Detroit youngsters Rocky (Jane Levy), her thug of a boyfriend Money (Daniel Zovatto) and their reluctant friend Alex (Dylan Minnette) have been resorting to burglaries to try to lift themselves out of the gutter.

Rocky and Money persuade Alex to do one last job to get them enough cash to escape to a better life in California.

The house belongs to an old blind man (Stephen Lang), who’s recently come into a large sum of cash – what can go wrong?

The man is an army veteran who received his lump sum as compensation for the death of his only child in a car accident – that’s what.

And he has a dog. A very big, very angry dog.

WHAT’S IT LIKE?

For director Fede Alvarez, it was every aspiring film-maker’s dream; he put his short film Panic Attack, about aliens invading his native Uruguay, on YouTube, where it was spotted by horror maestro Sam Raimi, who hired him to update his own debut feature The Evil Dead – without the “The”.

Even if critics weren’t too impressed, Raimi clearly had enough faith in him to give him another go, and this follow up – his own original story – is a more successful venture into B-movie territory.

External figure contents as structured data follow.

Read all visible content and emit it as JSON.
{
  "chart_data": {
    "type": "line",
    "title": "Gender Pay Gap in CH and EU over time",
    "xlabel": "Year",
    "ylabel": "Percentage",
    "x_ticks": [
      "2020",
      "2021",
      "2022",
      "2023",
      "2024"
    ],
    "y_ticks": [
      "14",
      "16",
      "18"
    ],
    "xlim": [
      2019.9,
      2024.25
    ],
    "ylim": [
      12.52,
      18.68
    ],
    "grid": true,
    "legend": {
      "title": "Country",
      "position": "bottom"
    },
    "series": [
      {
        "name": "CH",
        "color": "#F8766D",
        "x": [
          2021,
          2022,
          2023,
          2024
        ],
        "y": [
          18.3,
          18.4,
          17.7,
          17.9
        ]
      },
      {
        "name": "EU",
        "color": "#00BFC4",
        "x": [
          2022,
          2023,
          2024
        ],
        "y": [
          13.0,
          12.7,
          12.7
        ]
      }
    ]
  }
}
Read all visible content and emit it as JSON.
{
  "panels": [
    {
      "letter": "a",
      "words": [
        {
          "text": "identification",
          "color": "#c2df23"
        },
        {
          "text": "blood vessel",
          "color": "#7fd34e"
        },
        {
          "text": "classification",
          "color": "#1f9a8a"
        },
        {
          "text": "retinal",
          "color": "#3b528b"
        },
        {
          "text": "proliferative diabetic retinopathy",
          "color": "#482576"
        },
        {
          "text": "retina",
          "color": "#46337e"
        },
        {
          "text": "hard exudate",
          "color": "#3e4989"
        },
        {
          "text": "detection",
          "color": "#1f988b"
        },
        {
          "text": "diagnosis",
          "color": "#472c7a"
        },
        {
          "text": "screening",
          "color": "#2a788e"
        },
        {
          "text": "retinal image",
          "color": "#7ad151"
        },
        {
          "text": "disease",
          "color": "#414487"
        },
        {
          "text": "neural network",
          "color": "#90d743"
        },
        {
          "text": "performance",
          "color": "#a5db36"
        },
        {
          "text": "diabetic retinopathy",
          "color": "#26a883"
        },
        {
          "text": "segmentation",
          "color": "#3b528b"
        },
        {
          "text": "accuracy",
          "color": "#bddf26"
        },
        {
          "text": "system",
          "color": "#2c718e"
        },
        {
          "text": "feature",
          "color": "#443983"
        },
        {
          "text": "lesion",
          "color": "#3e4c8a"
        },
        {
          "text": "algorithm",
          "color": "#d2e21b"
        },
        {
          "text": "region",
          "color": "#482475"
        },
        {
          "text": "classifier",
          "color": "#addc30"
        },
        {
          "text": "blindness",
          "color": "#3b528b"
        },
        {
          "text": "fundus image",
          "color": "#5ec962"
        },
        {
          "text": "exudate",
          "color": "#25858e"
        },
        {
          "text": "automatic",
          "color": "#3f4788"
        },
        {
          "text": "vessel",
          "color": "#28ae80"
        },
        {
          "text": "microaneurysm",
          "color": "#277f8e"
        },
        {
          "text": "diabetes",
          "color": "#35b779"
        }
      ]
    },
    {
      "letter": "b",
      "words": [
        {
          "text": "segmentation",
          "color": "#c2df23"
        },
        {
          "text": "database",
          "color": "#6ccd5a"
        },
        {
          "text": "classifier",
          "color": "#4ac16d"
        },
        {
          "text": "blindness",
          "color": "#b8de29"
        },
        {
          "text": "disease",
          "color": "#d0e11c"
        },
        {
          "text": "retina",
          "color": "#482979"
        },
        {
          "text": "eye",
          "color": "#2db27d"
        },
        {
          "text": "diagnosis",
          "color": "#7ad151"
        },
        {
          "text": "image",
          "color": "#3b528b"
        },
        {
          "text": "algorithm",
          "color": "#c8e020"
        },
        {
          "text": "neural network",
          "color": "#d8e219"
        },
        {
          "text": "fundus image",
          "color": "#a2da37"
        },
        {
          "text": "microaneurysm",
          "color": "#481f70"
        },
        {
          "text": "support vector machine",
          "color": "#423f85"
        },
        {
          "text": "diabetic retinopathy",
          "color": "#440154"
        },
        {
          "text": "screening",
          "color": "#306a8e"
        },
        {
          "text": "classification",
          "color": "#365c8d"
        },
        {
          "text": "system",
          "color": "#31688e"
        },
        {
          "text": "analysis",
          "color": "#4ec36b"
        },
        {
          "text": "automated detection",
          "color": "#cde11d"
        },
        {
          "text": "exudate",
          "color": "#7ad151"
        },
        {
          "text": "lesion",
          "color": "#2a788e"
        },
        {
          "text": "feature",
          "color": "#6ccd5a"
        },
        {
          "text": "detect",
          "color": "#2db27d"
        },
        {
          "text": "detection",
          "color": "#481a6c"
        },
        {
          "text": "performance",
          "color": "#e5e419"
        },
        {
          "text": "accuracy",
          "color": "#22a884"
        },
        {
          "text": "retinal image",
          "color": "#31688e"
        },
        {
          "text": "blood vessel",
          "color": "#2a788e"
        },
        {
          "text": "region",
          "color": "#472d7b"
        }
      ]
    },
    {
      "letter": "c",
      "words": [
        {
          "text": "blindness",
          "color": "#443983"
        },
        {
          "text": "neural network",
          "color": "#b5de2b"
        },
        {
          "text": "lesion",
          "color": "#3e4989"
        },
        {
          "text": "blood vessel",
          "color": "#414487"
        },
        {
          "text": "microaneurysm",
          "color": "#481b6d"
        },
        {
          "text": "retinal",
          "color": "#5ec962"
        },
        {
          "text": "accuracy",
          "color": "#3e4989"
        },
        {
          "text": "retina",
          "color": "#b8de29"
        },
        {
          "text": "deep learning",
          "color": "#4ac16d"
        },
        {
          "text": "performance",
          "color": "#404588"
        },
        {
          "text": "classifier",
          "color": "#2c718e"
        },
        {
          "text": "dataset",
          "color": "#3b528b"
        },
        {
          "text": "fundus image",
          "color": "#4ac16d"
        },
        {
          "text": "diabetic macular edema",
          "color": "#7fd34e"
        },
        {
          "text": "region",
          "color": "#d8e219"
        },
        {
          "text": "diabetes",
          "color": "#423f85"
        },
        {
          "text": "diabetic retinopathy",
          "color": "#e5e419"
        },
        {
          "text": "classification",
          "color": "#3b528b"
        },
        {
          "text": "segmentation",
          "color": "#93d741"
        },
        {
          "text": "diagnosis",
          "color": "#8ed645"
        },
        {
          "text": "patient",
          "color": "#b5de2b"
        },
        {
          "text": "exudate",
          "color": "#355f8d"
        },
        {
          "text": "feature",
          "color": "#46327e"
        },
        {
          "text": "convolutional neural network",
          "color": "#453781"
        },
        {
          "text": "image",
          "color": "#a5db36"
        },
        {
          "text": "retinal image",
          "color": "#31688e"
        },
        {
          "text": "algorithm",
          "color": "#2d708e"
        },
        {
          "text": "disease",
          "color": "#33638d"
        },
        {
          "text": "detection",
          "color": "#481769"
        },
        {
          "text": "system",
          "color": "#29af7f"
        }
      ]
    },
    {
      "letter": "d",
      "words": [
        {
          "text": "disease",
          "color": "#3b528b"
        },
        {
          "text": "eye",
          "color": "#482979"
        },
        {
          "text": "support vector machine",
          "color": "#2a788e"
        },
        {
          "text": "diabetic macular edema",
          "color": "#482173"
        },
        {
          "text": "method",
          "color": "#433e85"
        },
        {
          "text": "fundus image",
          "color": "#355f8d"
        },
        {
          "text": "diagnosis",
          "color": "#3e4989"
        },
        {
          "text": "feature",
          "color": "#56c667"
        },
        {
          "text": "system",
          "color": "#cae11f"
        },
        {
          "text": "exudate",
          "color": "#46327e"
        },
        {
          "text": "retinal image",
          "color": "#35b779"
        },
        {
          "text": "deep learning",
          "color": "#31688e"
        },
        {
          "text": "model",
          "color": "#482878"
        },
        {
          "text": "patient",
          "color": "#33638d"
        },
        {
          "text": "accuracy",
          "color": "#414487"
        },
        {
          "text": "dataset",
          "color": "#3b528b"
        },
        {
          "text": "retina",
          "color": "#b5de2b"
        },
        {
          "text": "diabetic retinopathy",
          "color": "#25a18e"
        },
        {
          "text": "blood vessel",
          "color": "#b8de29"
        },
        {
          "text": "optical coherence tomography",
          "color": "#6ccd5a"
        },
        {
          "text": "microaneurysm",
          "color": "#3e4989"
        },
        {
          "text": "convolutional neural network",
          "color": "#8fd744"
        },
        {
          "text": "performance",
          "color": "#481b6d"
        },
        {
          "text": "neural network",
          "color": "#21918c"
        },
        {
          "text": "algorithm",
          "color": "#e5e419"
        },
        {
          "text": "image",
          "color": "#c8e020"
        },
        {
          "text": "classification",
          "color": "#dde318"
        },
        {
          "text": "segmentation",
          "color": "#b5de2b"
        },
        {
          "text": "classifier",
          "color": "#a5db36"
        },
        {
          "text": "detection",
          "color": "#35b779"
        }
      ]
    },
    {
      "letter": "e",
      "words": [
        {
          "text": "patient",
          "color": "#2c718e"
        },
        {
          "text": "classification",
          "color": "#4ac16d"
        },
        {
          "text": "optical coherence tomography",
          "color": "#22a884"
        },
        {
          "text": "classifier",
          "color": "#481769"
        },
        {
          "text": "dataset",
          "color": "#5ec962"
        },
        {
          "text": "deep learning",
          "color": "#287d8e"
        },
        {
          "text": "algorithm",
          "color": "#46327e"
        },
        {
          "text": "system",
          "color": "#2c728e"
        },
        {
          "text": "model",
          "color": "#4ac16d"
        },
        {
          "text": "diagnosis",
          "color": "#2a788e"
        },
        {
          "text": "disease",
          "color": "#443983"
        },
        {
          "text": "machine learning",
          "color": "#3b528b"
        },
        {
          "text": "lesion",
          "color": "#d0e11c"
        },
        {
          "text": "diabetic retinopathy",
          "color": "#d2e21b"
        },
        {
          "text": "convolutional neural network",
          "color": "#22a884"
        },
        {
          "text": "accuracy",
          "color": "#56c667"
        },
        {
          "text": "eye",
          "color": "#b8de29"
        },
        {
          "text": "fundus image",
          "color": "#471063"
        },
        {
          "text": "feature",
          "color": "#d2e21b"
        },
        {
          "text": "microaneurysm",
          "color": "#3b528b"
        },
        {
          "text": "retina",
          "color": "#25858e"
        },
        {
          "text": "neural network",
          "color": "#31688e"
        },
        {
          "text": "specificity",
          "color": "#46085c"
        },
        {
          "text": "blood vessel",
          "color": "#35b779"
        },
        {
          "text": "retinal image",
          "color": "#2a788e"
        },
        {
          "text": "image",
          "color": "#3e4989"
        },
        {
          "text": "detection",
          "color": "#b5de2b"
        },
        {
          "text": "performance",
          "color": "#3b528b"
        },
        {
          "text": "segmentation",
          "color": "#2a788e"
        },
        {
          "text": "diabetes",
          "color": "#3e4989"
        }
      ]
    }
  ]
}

With the same lead actress and an otherwise similarly little-known cast, he delivers an effective claustrophobic thriller, that’s suitably creepy and keeps you on your toes with refreshingly unpredictable and often particularly disturbing twists and turns.

But it often falls into the trap of too many low-budget genre films – favouring the reel world over the real world, putting the necessity of unfurling the plot ahead of the coherence of reflecting reality; when faced with a bolt that can’t be jemmied off with a crow-bar, rather than unscrew it, Alvarez needs to show us that his protagonists are carrying a gun – and remember, the film is called “Don’t Breathe” – ie, “Don’t make the slightest noise, or the blind man with heightened hearing might be able to find you” – or when two characters trap themselves in a room, noting that the windows are blocked by heavy bars, within seconds, one goes flying through a window – or a laundry machine coming on, despite one character having pointedly turned off the electricity – to note just three.

Efforts to endear some of the main characters to us by giving us a bit of backstory feel about as unconvincing as they are unnecessary, serving more as commas that punctuate the film’s grammar rather than vital elements o the narrative.

All that said, while many of the smaller plot points don’t stand up to much scrutiny and the exposition feels a little clunky, if this is your kind of film, you’ll let such nonsense wash over you and enjoy – if that’s the word – an efficient, if formulaic, low-budget chiller.